The Federal Reserve, however, could raise interest rates sooner than many had expected, according to comments from Fed Chairwoman Janet Yellen last week. Yellen said there could be an approximate lag time of six months between the end of the Fed's bond purchases and the first interest-rate hike, setting the stage for an increase in rates as early as next spring.

San Francisco Fed President John Williams sought to counter that view on Monday, saying there was no suggestion from the central bank that rate hikes could come sooner than previously expected.

Still, the potential for divergence in the direction of interest rates between the euro zone and the U.S. could push the euro as low as $1.30 by year-end, according to from Capital Economics. The firm said in a note Monday it expects another rate cut from the ECB in 2014, likely to the refi rate.

U.S. stocks fell Monday. U.S. data released Monday included a positive preliminary reading on manufacturing.

The British pound (GBPUSD) rose to $1.6499 from $1.6486.

The Australian dollar (AUDUSD) rose to 91.31 U.S. cents from 90.81 U.S. cents late Friday, despite the weak Chinese data. The Australian dollar is often seen as a proxy for the Chinese economy due to Australia's tight trade relationship with the country.

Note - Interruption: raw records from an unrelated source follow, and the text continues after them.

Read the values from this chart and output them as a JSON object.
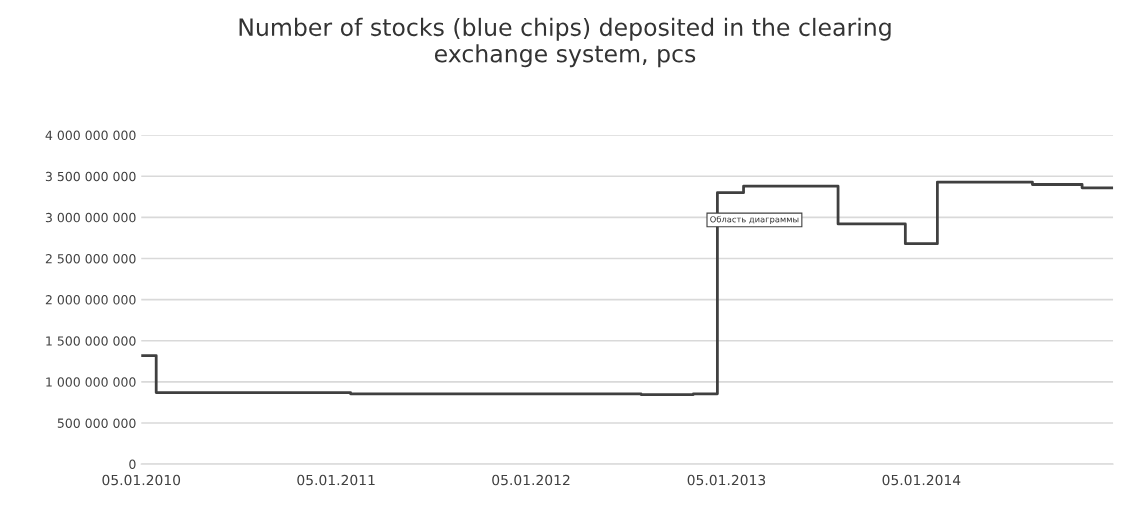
{
  "chart_data": {
    "type": "step",
    "title": "Number of stocks (blue chips) deposited in the clearing\nexchange system, pcs",
    "x": [
      "2010-01-05",
      "2010-02-02",
      "2011-02-01",
      "2012-07-29",
      "2012-11-04",
      "2012-12-19",
      "2013-02-06",
      "2013-08-02",
      "2013-12-06",
      "2014-02-04",
      "2014-08-01",
      "2014-11-02",
      "2014-12-30"
    ],
    "series": [
      {
        "color": "#404040",
        "values": [
          1320000000,
          870000000,
          855000000,
          845000000,
          855000000,
          3300000000,
          3380000000,
          2920000000,
          2680000000,
          3430000000,
          3400000000,
          3360000000,
          3360000000
        ]
      }
    ],
    "xlim": [
      "2010-01-05",
      "2014-12-30"
    ],
    "xticks": [
      {
        "value": "2010-01-05",
        "label": "05.01.2010"
      },
      {
        "value": "2011-01-05",
        "label": "05.01.2011"
      },
      {
        "value": "2012-01-05",
        "label": "05.01.2012"
      },
      {
        "value": "2013-01-05",
        "label": "05.01.2013"
      },
      {
        "value": "2014-01-05",
        "label": "05.01.2014"
      }
    ],
    "ylim": [
      0,
      4000000000
    ],
    "yticks": [
      0,
      {
        "value": 500000000,
        "label": "500 000 000"
      },
      {
        "value": 1000000000,
        "label": "1 000 000 000"
      },
      {
        "value": 1500000000,
        "label": "1 500 000 000"
      },
      {
        "value": 2000000000,
        "label": "2 000 000 000"
      },
      {
        "value": 2500000000,
        "label": "2 500 000 000"
      },
      {
        "value": 3000000000,
        "label": "3 000 000 000"
      },
      {
        "value": 3500000000,
        "label": "3 500 000 000"
      },
      {
        "value": 4000000000,
        "label": "4 000 000 000"
      }
    ],
    "grid": "y",
    "annotations": [
      "Область диаграммы"
    ]
  }
}
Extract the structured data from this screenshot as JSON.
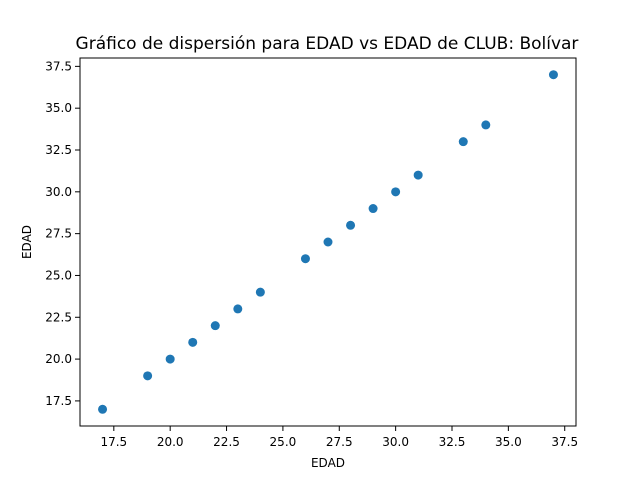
{
  "chart_data": {
    "type": "scatter",
    "title": "Gráfico de dispersión para EDAD vs EDAD de CLUB: Bolívar",
    "xlabel": "EDAD",
    "ylabel": "EDAD",
    "xlim": [
      16.0,
      38.0
    ],
    "ylim": [
      16.0,
      38.0
    ],
    "xticks": [
      "17.5",
      "20.0",
      "22.5",
      "25.0",
      "27.5",
      "30.0",
      "32.5",
      "35.0",
      "37.5"
    ],
    "yticks": [
      "17.5",
      "20.0",
      "22.5",
      "25.0",
      "27.5",
      "30.0",
      "32.5",
      "35.0",
      "37.5"
    ],
    "grid": false,
    "marker_color": "#1f77b4",
    "series": [
      {
        "x": [
          17,
          19,
          20,
          21,
          22,
          23,
          24,
          26,
          27,
          28,
          29,
          30,
          31,
          33,
          34,
          37
        ],
        "y": [
          17,
          19,
          20,
          21,
          22,
          23,
          24,
          26,
          27,
          28,
          29,
          30,
          31,
          33,
          34,
          37
        ]
      }
    ]
  }
}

Nevertheless, the Aussie "remains well supported," with overhead resistance at the 200 day moving average at 91.39 U.S. cents, said Jeremy Stretch, currency strategist at CIBC in London.

Data from the Commodity Futures Trading Commission shows that short bets on the Australian currency were trimmed at their fastest rate in six months, further creating a supportive backdrop for the currency as market participants ponder the timing of rate hikes by the Australian central bank, he said in a note.

The ICE dollar index (DXY), which measures the U.S. unit against a basket of six major rivals, fell to 79.923 from 80.089 late Friday. The WSJ Dollar Index , which measures the currency against a broader basket, fell to 73.42 from Friday's 73.60.